To my credit: No duckface
The bottom line though was that I was really, really excited about this meeting...which made it all the more embarrassing when five minutes before I was about to leave I got an email saying they would have to reschedule. As I banged my head against my desk, one of the the people I work with said, "Well, I guess they have a casual approach to keeping appointments, too." Ooooh! BURN ON TOMMY BAHAMA.

So what was I so stoked about? Since when is "resort casual" my aesthetic? Well, it isn't. But I've only recently found out that Tommy Bahama is a Seattle-founded and Seattle-based company, which means it is suddenly fascinating to me. I mean, it seems strange that Tommy Bahama is from Seattle, right? Our region isn't exactly known for its warm, beachy climate. In fact, there is only one Tommy Bahama store in the city of Seattle, and it opened around a decade after the company was founded. So what gives?

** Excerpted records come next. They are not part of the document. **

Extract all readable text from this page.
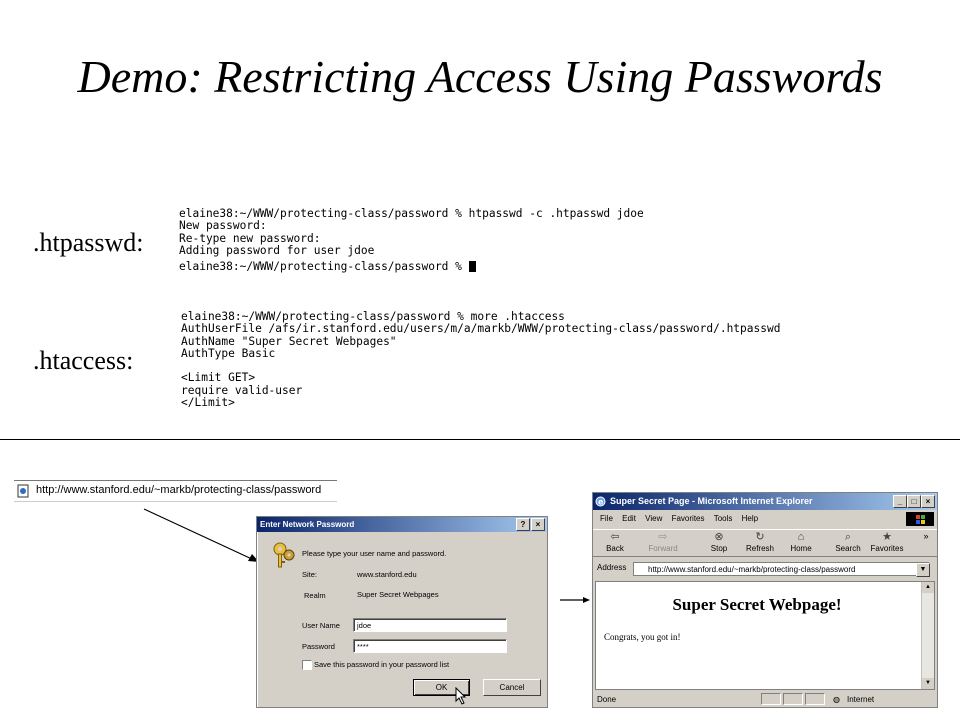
Demo: Restricting Access Using Passwords
.htpasswd:
elaine38:~/WWW/protecting-class/password % htpasswd -c .htpasswd jdoe
New password:
Re-type new password:
Adding password for user jdoe
elaine38:~/WWW/protecting-class/password %
.htaccess:
elaine38:~/WWW/protecting-class/password % more .htaccess
AuthUserFile /afs/ir.stanford.edu/users/m/a/markb/WWW/protecting-class/password/.htpasswd
AuthName "Super Secret Webpages"
AuthType Basic
<Limit GET>
require valid-user
</Limit>
http://www.stanford.edu/~markb/protecting-class/password
Enter Network Password	?	×
Please type your user name and password.
Site:	www.stanford.edu
Realm	Super Secret Webpages
User Name	jdoe
Password	****
Save this password in your password list
OK	Cancel
Super Secret Page - Microsoft Internet Explorer
e	_	□	×
File Edit View Favorites Tools Help
⇦
Back
⇨
Forward
⊗
Stop
↻
Refresh
⌂
Home
⌕
Search
★
Favorites
»
Address	http://www.stanford.edu/~markb/protecting-class/password	▼
Super Secret Webpage!
Congrats, you got in!
▲
▼
Done	◍ Internet
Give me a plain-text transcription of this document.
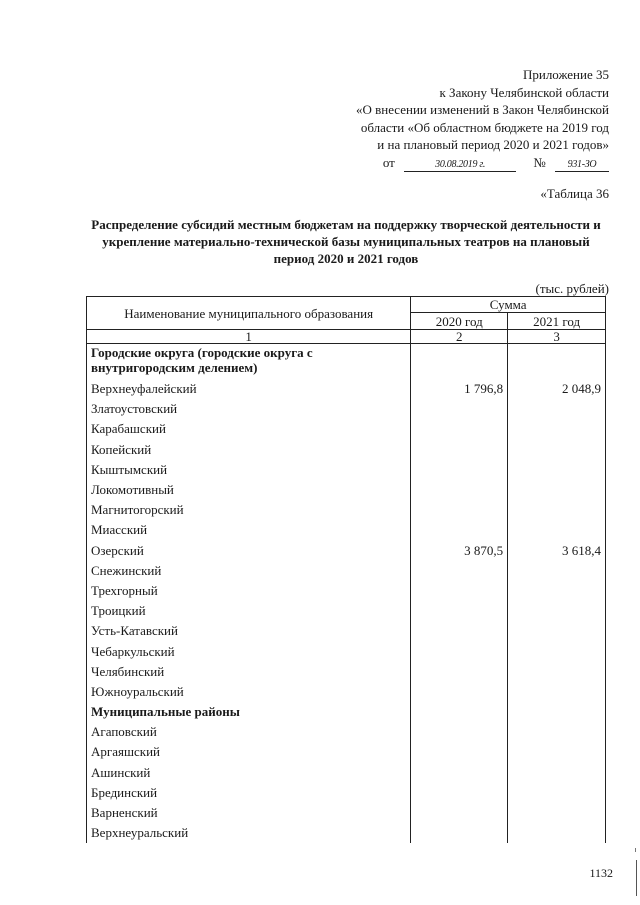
Приложение 35
к Закону Челябинской области
«О внесении изменений в Закон Челябинской
области «Об областном бюджете на 2019 год
и на плановый период 2020 и 2021 годов»
от	30.08.2019 г.	№ 931-ЗО
«Таблица 36
Распределение субсидий местным бюджетам на поддержку творческой деятельности и укрепление материально-технической базы муниципальных театров на плановый период 2020 и 2021 годов
(тыс. рублей)
Наименование муниципального образования	Сумма	
	2020 год	2021 год
1	2	3
Городские округа (городские округа с внутригородским делением)		
Верхнеуфалейский	1 796,8	2 048,9
Златоустовский		
Карабашский		
Копейский		
Кыштымский		
Локомотивный		
Магнитогорский		
Миасский		
Озерский	3 870,5	3 618,4
Снежинский		
Трехгорный		
Троицкий		
Усть-Катавский		
Чебаркульский		
Челябинский		
Южноуральский		
Муниципальные районы		
Агаповский		
Аргаяшский		
Ашинский		
Брединский		
Варненский		
Верхнеуральский		
1132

Well, there is a much bigger story about the jeans and casual wear industry in Seattle. It started with Brittania in the 1970s and then Generra and Union Bay in the 1980s. Brittania is credited with being one of the first to market faded denim in the US, and all three were innovators in teen wear.   The companies took advantage of the port and Seattle's proximity to Asia, and they were some of the first to have designers stateside and production overseas. That particular innovation would eventually be devastating to the US garment industry, so while it is difficult to applaud, it is also impossible to deny that it was an important and influential business model. These days, almost all of our clothes are made overseas.

But let's talk about something more cheerful. Remember Hypercolor?

Original Hypercolor clothing was invented and made by Seattle-based Generra. And you thought our only contribution to 90s fashion was grunge!

Brittania and Generra have since fizzled, but Union Bay is still kicking and has its headquarters in a building on Lake Union. There are also several companies that have been started by former employees of the big three. Tommy Bahama has three cofounders: two of which had started at Brittania and then were major players at Generra, and one who was the former vice-president of Union Bay.

So it turns out Seattle wasn't a risky, off-the-map choice for Tommy Bahama, it was was an obvious and easy one. Seattle actually ranks fourth in the nation as a center for fashion design and apparel talent according this fascinating article.

The jeans industry and the companies that grew out of it is something I'd like to know more about, and I'd like to see that story represented in the MOHAI collection. Of course, recently-made casual wear is never what someone thinks to donate to a history museum. I think most people would be shocked to hear that I roll my eyes when I get an offer for yet ANOTHER 1880s wedding dress, but would jump for joy over some 1980s Seattle branded jeans.

Scratch that. Not jump for joy. I would do one of those dance moves from the Hypercolor commercial. Running man with extra side-order of flailing arms.